After all, Saint Eligius himself is curiously both a figure associated with religion and science, being the patron saint of electricity and mechanical engineering and also a pious missionary who sought to ‘save’ the Pagans through religion. (In the Mary Doria Russell novel The Sparrow, the main character is a Jesuit priest who leads a mission to a distant planet with three suns, a propos of nothing.)

If Cadogan was involved with or even knew about the Eligius III mission, the vessel could very well have been manned and/or infiltrated by members of the Second Dawn cult (the secret 13th level, perhaps?). If so, their mission might not have been oil at all, but rather to colonize the new planet and usher in this ‘better tomorrow’ for humanity.

This would make them and their descendants essentially cousins of the Grounders, everything they could have been if not for Becca and the Flame’s influence (until Madi arrives, anyway). They might even be divided into the same factions, since the clan symbols came from the bunker.

However, unless some other wild twist is coming, Bill Cadogan himself did not go on the Eligius III mission, since in The 100 5×10, we see a flashback of Becca Pramheda being burned at the stake by Cadogan inside the Second Dawn bunker.

Of course, as fun as it is to theorize, the connection between the Second Dawn cult and Eligius is pure speculation at this point.

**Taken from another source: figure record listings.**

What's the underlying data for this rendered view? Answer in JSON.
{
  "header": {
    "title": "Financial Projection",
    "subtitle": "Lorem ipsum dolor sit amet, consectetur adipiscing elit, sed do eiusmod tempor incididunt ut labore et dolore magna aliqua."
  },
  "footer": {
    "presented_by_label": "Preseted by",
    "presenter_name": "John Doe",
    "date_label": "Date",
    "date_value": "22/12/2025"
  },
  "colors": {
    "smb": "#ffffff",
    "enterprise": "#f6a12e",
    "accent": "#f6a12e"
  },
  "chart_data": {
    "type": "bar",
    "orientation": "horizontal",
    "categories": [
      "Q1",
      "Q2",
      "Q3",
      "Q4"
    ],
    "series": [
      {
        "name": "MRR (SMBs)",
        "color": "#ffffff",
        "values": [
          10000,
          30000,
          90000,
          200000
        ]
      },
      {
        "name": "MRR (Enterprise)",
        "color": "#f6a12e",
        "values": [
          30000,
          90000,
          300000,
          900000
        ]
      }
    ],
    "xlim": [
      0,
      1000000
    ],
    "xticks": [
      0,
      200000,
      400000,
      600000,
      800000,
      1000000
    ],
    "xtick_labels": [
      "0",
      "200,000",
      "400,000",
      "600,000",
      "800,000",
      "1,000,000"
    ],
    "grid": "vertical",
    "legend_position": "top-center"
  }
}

But it would certainly be one intriguing way to link the show’s mythology with the society we discover in the new world.

Meeting the Eligius III descendants?

Whomever was or was not on the Eligius III ship 200 years ago, they probably hadn’t cracked the code to eternal life, so let’s assume for now that they’re all long dead. (Unless, of course, cryo sleep was involved?)

200 years is a long time, longer than six years even, and if there are any Eligius III descendants left on the planet, they must be at least six generations removed from the original pioneers from Earth.

They may have evolved a whole new society of their own — based on the Second Dawn cult or otherwise — or they may have interbred with any potential native species the planet may have had, becoming something new. (They also might have wiped them out. Humans gotta human.)

Like everything else about The 100 season 6, the new cast member announcements have been slow in coming, but two actors have been announced that could potentially be playing descendants of Eligius III: Teen Wolf‘s J.R. Bourne, who plays ‘peaceful leader’ Russell, and Bitten‘s Greyston Holt.

First of all, there is no getting around the fact that these actors look remarkably alike. At 48 and 33 years of age, respectively, they might not have been cast as father and son as some fans are speculating, but their characters could potentially still be somehow related.

That is, if they’re from the same factions at all. For all we know, Holt plays an Eligius IV prisoner, a member of Wonkru, or someone else altogether.

But if we presume for a moment — because why not? — that they’re both members of the society our heroes encounter on the new planet, they would likely be descendants of the Eligius III mission, or else native planetarians that would at least know what became of them.

(Since we know humans usually bring death and destruction with them, and this society is described as “peaceful,” that might be a mark in the favor of Russell, at least, being a descendant of the planet’s original inhabitants!)

It is also possible that existing characters know more about Eligius III than they’ve previously let on. Shaw, as the last living member of the Eligius IV crew, appears to have some knowledge about them, probably from the classified files.

And Monty (Chris Larkin) broke through the mission log encryption, and probably learned more than just the path they took to the new planet. This information could be passed on through video messages or through his son Jordan (Shannon Kook).

Once on the surface, it’ll be up to the characters — and the audience — to piece together the clues left behind by Eligius III, to figure out where they came from, what happened to them, and how they are connected to the society we eventually encounter on the two-sun planet.

What do you think? How does Eligius III fit into The 100‘s existing mythology, and what have they evolved into during their 200 years on the new world?